Posted on
Sat, 01/19/2013 - 18:34
One afternoon I asked Physicist David Bohm, what is intelligence? To begin I suggested that intelligence is innate, not learned or accumulated, a spontaneous movement towards wholeness that permeated every cell of the body. David added, and all of nature. Since nature included everything intelligence be - everywhere. David went on to describe how intelligence is beyond description. Being the invisible ground of everything, anything we can describe is abstracted from this. The abstracted fragment cannot contain the whole. Each thought is a fragment. Thought cannot contain the whole. Thought is not intelligence. For thought to consider itself intelligence is a supreme act of misguided hubris. Hubris means extreme pride or arrogance. It often indicates a loss of contact with reality, an overestimation of one's competence or capabilities.
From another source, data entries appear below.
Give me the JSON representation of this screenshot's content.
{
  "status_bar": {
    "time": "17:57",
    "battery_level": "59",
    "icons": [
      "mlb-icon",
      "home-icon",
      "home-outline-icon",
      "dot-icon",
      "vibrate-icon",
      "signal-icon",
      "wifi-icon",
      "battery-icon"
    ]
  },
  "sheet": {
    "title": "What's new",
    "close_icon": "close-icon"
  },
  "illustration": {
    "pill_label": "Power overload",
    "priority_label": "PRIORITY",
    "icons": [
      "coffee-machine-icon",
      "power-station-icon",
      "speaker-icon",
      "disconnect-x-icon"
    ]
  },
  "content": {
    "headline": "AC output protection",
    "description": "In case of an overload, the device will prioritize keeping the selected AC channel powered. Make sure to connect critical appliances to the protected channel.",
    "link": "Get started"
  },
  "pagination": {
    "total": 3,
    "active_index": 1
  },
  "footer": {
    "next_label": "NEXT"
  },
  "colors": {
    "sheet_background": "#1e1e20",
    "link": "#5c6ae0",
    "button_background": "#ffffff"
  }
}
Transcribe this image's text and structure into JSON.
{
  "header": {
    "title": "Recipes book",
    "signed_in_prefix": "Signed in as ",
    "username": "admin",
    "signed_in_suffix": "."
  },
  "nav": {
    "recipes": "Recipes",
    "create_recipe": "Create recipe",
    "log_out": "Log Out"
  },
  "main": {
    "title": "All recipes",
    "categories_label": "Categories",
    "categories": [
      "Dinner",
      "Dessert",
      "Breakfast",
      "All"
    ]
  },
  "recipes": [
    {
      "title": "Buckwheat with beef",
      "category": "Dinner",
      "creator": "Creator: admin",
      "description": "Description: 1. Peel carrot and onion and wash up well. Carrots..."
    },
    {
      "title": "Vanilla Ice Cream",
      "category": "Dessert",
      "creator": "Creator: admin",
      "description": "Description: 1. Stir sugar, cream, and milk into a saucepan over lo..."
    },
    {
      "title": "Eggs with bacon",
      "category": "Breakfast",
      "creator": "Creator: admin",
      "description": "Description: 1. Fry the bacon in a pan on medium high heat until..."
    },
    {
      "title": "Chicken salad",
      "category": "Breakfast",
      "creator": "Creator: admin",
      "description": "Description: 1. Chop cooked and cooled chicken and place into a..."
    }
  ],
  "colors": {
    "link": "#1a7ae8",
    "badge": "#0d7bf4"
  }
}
Long ago Howard Gardner proposed there are different forms of intelligence, linguistic, music, emotional, kinesthetic, etc. David Bohm was describing something deeper, something whole, before fragmentation. Joseph Chilton Pearce has devoted the last fifteen years to describing what he calls ‘the intelligence of the heart,’ which is not sweet sentiment but a universal movement towards coherence and wholeness, health and wellbeing in relationship. The universal intelligence of the heart can lead and inspire intellect and imagination to tremendous creative acts of wholeness. When intellect-imagination is cut off from this ground, it has only itself as a reference and quickly sinks into madness.